Google's Gemini Upgraded with Deep Think, Raises Safety Concerns
Google has unveiled “Deep Think,” a significant upgrade to its Gemini AI model, designed to tackle complex problems by allowing the artificial intelligence more “thinking time.” The new feature is now accessible to Google AI Ultra subscribers within the Gemini application. Google states that this release, which incorporates both tester feedback and recent research, represents a clear advancement over the version showcased at I/O earlier this year.
Deep Think can be activated within the app, though its usage is subject to a daily request limit. It is engineered to automatically leverage tools such as code execution and Google Search, enabling it to produce considerably longer and more detailed responses than previous iterations.
The core of Deep Think’s enhanced capability lies in what Google describes as “parallel thinking” techniques. This approach aims to emulate how humans approach difficult problems: by simultaneously generating, evaluating, and combining multiple ideas to arrive at the optimal solution. To facilitate this, the model is allocated additional “inference time” – essentially, more processing time – before it delivers its response. While similar experimental methods like Self Consistency and Tree-of-Thought have existed, Deep Think integrates new reinforcement learning techniques to ensure these expanded reasoning paths are used productively, aiming to improve its problem-solving prowess over time. The underlying Gemini 2.5 model utilizes a Sparse Mixture-of-Experts (MoE) architecture and supports a substantial context window of up to one million tokens for input and 192,000 tokens for output.
Google highlights Deep Think’s particular strength in tasks demanding creativity and strategic planning. This includes iteratively improving web design, supporting advanced scientific and mathematical research, and resolving intricate programming challenges. In benchmark tests, Gemini 2.5 Deep Think has demonstrated robust performance, scoring 87.6% on LiveCodeBench V6 for code generation and 34.8% on Humanity’s Last Exam for knowledge and logical reasoning. These results reportedly surpass rivals like OpenAI o3 and Grok 4 in scenarios where external tools are not utilized.
Notably, this public release is a modified version of the AI model that achieved a gold medal at the International Mathematical Olympiad (IMO).

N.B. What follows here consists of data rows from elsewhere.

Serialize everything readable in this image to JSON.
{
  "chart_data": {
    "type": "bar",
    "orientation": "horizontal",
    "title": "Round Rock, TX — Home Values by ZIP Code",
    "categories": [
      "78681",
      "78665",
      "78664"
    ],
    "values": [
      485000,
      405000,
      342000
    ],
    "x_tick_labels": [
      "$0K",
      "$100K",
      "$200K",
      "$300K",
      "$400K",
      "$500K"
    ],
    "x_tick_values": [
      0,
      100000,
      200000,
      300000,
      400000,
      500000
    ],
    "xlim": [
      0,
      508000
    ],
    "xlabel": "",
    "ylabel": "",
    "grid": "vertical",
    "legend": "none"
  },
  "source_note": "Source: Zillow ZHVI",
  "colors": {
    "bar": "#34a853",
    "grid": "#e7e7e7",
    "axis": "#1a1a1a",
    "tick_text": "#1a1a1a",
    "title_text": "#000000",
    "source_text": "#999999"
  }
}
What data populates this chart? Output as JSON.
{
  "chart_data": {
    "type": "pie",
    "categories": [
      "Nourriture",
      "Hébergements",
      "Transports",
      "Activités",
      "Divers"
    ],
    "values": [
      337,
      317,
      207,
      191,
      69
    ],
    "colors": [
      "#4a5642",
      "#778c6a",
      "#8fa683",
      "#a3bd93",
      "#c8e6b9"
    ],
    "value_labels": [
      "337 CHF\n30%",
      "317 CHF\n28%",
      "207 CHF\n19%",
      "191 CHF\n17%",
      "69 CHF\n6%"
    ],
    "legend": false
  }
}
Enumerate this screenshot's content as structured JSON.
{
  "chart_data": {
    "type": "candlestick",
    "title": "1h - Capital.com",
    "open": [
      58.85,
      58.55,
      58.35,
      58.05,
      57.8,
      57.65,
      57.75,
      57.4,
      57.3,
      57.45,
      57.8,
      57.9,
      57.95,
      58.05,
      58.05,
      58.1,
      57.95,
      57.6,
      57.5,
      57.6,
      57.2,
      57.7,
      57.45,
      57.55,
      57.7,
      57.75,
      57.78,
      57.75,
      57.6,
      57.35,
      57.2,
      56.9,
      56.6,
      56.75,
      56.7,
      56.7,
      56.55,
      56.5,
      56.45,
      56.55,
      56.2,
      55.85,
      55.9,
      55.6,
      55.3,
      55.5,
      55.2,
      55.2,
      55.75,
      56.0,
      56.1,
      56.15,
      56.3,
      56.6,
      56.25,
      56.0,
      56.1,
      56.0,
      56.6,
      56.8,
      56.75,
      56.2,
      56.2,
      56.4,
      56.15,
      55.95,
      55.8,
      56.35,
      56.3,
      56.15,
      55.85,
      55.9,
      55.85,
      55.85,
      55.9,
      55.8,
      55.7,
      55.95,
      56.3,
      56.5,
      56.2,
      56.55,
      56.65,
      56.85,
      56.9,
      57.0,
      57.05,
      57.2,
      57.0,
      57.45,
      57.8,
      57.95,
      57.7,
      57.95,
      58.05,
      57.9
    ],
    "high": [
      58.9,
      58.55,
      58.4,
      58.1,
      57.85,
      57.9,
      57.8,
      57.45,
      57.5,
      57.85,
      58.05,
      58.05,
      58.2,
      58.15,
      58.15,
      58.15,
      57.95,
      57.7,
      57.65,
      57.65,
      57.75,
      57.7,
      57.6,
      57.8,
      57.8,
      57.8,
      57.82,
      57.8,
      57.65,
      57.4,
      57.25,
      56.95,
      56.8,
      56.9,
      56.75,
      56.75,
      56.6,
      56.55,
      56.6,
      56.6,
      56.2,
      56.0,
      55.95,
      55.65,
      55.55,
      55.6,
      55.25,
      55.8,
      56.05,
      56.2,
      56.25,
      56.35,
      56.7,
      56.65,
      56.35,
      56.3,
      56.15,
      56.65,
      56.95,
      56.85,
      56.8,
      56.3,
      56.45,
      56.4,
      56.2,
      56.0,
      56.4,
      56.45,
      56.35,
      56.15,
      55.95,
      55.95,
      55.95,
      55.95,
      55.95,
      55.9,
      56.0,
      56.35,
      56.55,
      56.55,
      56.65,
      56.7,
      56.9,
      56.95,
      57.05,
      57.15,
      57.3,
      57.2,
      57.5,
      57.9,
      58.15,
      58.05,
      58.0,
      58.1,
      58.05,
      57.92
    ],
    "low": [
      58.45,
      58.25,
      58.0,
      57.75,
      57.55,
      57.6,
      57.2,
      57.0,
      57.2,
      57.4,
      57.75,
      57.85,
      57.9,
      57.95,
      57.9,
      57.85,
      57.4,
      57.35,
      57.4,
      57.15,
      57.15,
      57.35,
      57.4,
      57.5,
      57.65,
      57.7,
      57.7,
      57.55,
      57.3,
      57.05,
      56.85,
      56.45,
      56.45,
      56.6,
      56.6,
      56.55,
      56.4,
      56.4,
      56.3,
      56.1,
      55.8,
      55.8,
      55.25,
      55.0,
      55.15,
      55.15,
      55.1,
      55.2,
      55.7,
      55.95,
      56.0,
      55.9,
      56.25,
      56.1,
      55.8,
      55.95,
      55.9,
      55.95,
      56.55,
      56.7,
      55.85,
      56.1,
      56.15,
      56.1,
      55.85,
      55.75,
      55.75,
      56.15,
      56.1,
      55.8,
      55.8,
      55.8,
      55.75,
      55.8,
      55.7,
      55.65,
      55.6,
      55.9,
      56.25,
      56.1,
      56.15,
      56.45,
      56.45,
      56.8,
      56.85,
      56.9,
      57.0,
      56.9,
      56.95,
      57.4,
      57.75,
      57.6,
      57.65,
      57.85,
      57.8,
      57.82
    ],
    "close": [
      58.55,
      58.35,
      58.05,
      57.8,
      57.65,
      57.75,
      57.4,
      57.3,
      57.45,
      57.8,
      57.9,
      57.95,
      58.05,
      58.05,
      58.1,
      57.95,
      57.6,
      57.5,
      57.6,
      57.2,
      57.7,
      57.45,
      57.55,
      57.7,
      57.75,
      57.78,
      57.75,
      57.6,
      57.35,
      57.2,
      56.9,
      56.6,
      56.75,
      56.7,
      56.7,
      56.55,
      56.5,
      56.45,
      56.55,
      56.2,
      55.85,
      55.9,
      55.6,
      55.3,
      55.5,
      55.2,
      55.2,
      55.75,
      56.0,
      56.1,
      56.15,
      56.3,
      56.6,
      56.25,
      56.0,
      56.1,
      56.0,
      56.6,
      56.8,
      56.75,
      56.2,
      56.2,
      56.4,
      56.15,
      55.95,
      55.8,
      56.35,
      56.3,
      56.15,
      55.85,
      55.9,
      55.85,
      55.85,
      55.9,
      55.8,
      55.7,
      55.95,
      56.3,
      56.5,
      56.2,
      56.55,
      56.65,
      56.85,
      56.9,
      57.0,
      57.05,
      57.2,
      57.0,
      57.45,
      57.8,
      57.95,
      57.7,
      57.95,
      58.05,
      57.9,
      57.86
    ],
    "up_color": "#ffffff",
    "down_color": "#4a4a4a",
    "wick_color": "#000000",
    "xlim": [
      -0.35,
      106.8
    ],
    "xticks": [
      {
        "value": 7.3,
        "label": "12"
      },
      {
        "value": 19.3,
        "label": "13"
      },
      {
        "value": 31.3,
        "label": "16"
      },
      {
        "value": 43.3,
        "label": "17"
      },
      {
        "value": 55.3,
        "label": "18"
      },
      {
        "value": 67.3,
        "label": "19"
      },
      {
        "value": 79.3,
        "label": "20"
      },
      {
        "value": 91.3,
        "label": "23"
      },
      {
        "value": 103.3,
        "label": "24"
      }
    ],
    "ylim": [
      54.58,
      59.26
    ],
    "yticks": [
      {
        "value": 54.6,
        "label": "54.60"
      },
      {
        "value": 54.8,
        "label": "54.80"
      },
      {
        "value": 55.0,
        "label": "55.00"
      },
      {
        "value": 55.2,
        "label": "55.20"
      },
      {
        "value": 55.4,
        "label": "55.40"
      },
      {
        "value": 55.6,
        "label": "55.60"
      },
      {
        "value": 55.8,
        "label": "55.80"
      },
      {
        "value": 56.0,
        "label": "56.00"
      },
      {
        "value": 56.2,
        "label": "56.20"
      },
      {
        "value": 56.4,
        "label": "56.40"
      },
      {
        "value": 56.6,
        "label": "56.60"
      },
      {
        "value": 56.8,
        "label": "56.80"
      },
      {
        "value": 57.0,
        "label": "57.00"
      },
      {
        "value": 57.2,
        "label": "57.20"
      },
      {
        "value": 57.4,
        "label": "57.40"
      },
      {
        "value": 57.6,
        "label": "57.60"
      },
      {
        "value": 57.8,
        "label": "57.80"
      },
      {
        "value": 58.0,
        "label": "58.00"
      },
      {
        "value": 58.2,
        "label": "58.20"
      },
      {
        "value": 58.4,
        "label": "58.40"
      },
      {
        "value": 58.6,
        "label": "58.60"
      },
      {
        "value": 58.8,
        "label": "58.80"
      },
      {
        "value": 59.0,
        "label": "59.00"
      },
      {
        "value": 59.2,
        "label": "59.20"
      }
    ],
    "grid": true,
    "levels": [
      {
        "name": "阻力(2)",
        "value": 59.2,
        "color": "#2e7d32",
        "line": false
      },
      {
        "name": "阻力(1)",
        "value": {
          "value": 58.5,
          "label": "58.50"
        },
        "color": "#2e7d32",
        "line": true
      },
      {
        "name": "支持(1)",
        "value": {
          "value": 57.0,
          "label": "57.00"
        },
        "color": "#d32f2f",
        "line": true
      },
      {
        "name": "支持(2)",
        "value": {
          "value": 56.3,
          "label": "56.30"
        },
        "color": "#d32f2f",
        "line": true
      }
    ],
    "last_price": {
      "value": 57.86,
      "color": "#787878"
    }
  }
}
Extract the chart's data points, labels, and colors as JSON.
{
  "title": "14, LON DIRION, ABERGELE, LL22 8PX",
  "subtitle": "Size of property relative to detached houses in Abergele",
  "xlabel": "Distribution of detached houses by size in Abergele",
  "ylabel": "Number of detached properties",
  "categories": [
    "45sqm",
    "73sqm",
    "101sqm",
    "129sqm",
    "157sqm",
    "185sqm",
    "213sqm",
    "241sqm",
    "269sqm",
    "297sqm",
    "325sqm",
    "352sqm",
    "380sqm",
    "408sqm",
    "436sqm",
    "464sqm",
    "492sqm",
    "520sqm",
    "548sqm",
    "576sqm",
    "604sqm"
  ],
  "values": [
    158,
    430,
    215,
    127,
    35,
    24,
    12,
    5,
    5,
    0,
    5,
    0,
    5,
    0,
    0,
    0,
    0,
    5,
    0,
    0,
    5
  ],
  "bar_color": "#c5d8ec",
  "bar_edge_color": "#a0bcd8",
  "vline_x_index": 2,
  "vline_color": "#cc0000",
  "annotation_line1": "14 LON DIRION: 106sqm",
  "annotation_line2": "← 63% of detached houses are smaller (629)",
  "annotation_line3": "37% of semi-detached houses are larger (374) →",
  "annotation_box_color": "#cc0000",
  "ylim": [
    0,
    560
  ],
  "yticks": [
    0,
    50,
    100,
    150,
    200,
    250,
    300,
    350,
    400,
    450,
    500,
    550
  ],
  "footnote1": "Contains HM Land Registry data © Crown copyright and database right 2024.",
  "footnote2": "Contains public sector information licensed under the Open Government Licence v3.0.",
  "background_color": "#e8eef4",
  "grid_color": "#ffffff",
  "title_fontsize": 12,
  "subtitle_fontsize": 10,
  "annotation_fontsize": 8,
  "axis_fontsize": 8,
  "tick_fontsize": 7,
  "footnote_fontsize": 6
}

While the IMO-winning variant required hours to solve its problems, the public version is optimized for speed and everyday use, still managing to achieve bronze-medal performance on the 2025 IMO benchmark. The full, gold-level model remains exclusively available to a select group of mathematicians and researchers.
However, this leap in capability also brings new safety considerations, as acknowledged by Google. A comprehensive safety review, conducted under the “Frontier Safety Framework” (FSF) due to “exceptional differences” from earlier models, revealed that Deep Think has crossed a critical threshold in certain risk areas. Specifically, within Chemical, Biological, Radiological, and Nuclear (CBRN) domains, the model has reached the “early warning alert threshold” for “Uplift Level 1.” This indicates that the AI could potentially provide sufficient technical knowledge to significantly assist low-resourced individuals or groups in developing weapons of mass destruction. Google is continuing to evaluate these risks and has already implemented precautionary measures.
Deep Think also meets the same early warning threshold for cybersecurity that was previously identified with Gemini 2.5 Pro. While its performance in cybersecurity tasks has improved, it continues to face challenges with the most demanding real-world scenarios.
In response to these findings, Google states it has implemented multiple layers of safeguards. These measures include filtering dangerous outputs, multi-level monitoring, blocking abusive accounts, and ongoing “red-teaming” exercises to rigorously test its protection systems.